LE MONDE  -  Piotr Smolar  -  Un miracle sort de terre. Lentement, péniblement, dans le vacarme et la poussière. Les obstacles sont nombreux, les vents contraires puissants. Mais pierre par pierre, Rawabi cesse d’être seulement un plan d’architecte à la géométrie parfaite ou encore une maquette pour visiteurs. Rawabi existe. Et confirme, après de longues années, son destin révolutionnaire : devenir la première ville palestinienne moderne, pensée et bâtie au service de ses occupants. Elle va ainsi bouleverser les clichés sur les territoires palestiniens, selon lesquels les seules zones d’habitation confortables seraient les colonies, irriguées par l’argent public israélien. 
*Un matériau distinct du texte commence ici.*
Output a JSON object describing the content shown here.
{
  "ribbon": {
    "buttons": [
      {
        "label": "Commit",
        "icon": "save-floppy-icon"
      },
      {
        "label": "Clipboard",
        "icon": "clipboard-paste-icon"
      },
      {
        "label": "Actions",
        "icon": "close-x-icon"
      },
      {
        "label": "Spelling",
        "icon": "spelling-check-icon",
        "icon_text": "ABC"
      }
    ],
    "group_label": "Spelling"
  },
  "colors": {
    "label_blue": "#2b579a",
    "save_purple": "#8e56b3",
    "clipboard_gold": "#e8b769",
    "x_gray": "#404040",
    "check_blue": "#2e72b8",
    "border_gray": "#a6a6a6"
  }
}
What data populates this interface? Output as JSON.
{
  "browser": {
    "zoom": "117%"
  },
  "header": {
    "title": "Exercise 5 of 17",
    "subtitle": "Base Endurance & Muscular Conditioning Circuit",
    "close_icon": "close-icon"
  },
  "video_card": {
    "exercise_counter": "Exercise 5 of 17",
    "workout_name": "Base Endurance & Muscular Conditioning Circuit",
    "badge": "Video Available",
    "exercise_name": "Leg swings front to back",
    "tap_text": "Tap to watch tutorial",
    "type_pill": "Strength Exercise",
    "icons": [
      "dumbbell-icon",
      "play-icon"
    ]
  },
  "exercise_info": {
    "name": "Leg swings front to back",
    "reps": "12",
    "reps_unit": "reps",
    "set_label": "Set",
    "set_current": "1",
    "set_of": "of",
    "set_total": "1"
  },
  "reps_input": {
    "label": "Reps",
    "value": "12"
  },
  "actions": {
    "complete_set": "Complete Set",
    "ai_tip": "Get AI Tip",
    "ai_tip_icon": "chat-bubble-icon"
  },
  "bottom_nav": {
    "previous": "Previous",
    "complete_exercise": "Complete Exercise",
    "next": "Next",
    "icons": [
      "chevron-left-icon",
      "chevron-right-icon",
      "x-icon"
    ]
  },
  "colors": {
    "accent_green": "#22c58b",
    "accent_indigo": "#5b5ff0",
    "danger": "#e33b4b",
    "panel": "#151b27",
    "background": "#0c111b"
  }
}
Encore faut-il que Rawabi se peuple. Les occupants s’installent au compte-gouttes, en pionniers enthousiastes, tandis que les grues et les ouvriers s’activent sur cet immense chantier, situé à neuf kilomètres au nord de Ramallah, la capitale de la Cisjordanie. Sur une colline proche, les habitants juifs de la colonie d’Ateret observent avec inquiétude les avancées. A trois reprises, des mains mystérieuses ont arraché le grand drapeau palestinien flottant au sommet de Rawabi.

Pour l’heure, deux quartiers sur les vingt-trois que comptera la cité sont déjà opérationnels. Le centre, construit en forme de lettre Q – comme Qatar, principal bailleur de fonds, par l’intermédiaire de la société Qatari Diar – abritera des boutiques, des restaurants, des cinémas, des salles de conférence, et des locaux pour jeunes entrepreneurs.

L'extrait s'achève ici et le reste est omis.